Mesmos objetos, novas explorações


Durante as semanas seguintes, as educadoras da sala continuaram a propor as brincadeiras com as cestinhas, acompanhando as crianças, provocando diferentes interações, dando continuidade à proposta nos demais dias.
Nesses momentos, um mesmo comportamento se repetia: quando as crianças me viam chegar com aquela pilha de cestas, ficavam eufóricas (C), se aproximavam de mim, sorriam, davam gritinhos, arregalavam os olhos e balançavam os bracinhos, demonstrando saber que ali havia algo que lhes interessava. Era encantador observá-las, podíamos esquecer todos os problemas ao presenciar a beleza da descoberta nessa situação de exploração.
Dias depois, quando voltei, as crianças já estavam bem familiarizadas com os objetos.
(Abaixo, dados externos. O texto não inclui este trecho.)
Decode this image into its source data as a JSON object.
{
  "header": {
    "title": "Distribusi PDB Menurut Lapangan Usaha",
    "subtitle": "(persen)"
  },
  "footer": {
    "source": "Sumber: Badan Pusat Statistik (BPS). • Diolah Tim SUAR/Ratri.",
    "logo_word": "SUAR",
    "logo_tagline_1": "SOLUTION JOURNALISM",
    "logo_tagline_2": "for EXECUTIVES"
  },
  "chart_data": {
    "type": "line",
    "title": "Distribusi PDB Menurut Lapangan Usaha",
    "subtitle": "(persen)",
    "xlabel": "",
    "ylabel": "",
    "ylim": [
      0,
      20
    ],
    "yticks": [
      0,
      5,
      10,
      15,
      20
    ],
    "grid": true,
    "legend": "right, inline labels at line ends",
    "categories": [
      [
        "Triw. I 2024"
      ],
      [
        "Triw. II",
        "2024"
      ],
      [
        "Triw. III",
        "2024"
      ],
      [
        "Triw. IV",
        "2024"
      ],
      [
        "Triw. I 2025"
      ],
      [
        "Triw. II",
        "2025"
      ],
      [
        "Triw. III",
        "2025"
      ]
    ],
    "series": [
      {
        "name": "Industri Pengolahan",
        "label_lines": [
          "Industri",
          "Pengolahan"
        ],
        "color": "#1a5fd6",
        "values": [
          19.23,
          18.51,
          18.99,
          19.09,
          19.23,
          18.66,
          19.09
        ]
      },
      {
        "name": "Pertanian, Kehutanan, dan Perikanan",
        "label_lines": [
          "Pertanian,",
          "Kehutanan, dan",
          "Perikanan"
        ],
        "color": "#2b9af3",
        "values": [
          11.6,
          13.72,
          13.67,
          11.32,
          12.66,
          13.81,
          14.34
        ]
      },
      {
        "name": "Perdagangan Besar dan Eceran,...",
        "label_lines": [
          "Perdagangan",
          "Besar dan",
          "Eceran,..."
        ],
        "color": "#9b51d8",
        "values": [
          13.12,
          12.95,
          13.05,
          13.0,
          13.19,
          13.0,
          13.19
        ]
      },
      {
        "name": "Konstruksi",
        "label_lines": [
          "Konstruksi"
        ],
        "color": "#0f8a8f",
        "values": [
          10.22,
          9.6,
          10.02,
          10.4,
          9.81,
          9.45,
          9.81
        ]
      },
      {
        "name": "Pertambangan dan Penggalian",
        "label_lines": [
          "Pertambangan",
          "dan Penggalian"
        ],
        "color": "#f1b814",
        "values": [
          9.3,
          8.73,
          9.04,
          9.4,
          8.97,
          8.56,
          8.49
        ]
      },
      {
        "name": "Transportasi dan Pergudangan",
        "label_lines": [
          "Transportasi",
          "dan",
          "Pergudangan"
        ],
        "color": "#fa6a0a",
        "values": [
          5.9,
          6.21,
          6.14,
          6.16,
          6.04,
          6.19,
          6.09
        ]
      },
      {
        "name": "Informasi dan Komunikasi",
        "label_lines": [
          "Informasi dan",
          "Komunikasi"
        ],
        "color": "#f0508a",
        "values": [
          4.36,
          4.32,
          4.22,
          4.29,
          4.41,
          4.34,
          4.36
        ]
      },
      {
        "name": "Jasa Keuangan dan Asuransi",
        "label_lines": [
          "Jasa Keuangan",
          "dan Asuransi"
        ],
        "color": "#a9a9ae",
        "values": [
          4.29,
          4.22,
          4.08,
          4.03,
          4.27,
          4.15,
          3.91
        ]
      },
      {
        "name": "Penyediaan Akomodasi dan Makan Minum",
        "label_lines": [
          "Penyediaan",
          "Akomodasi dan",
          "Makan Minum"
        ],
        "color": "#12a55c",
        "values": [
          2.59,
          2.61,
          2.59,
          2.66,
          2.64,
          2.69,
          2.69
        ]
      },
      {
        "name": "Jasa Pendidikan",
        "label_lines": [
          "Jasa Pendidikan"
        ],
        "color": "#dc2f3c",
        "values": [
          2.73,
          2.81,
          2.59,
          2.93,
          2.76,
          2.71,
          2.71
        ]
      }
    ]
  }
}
Então passamos a reapresentá-los de diferentes maneiras, provocando e desafiando-as nas interações com os materiais.
Uma vez distribui as cestas e fiquei com uma e, enquanto as crianças exploravam, contei uma versão da história “Os três cabritinhos”, utilizando os objetos como personagens. Elas brincavam e me observavam ao mesmo tempo. As que não estavam interessadas em mim, só voltavam o olhar quando eu fazia algum barulho; então paravam de brincar para me escutar contando. Percebi que várias tentavam me imitar, batendo com os tocos de madeira nas forminhas a fim de tirar som delas.
Em um outro dia, provoquei-as colocando somente um tipo de objeto em cada cesta (D). Ao distribuir, foi visível a curiosidade de umas pelas cestas das outras, como se estivessem perguntando: “O que tem na sua cesta?” Em poucos segundos os objetos já estavam todos misturados.
Mesmo tendo distribuído uma cesta para cada criança, com um tipo de objeto diferente em cada uma delas, não houve nenhuma espécie de disputa ou briga: os bebês compartilharam os brinquedos com grande prazer. Acredito que seja o prazer por relacionar-se e por explorar e conhecer o universo a sua volta que faz a convivência tão pacífica e divertida.
Essa grande circulação dos objetos nos levou a pensar em alguns cuidados. Embora os objetos sejam distribuídos em quantidade suficiente para todas as crianças, eles se misturam – e é importante que isso aconteça, pois é resultado da interação entre as crianças –, o que exige atenção especial quanto à higiene desses brinquedos.
Mesmo guardados em sacos, acabam sujando com o uso e a poeira do ambiente; além disso, ao passar os objetos de uma criança para a outra há sempre o risco de contaminação. Antes de usá-los novamente com as crianças, é preciso lavá-los e secá-los.
O surgimento de preferências

Aos poucos fomos percebendo que as crianças tinham preferências: a bexiga d’água foi alvo de muitos apertões e mordidas, tanto que uma acabou estourando e molhando algumas. Motivo de surpresa e risos para quem se molhou. O chocalho feito de pote de filme fotográfico e as argolas, apesar de velhos conhecidos, fizeram grande sucesso. Rapidamente se espalharam pelas mãos e bocas de várias crianças.
Como já estavam bastante familiarizados com os objetos da cesta, começamos a incluir algumas novidades.(E) Na roda, mostrei primeiro os objetos conhecidos e depois as novidades. Umas caixinhas forradas com papel reciclado em cujas faces colamos imagens variadas em miniatura. Também variamos o peso e as possibilidades de produção de sons diversos das caixinhas contendo sementes e pedrinhas. Além delas colocamos também pedaços de conduíte, que permitiam diferentes formas de exploração: morder, torcer, olhar por dentro como se fosse um binóculo, soprar como se fosse uma pequena corneta.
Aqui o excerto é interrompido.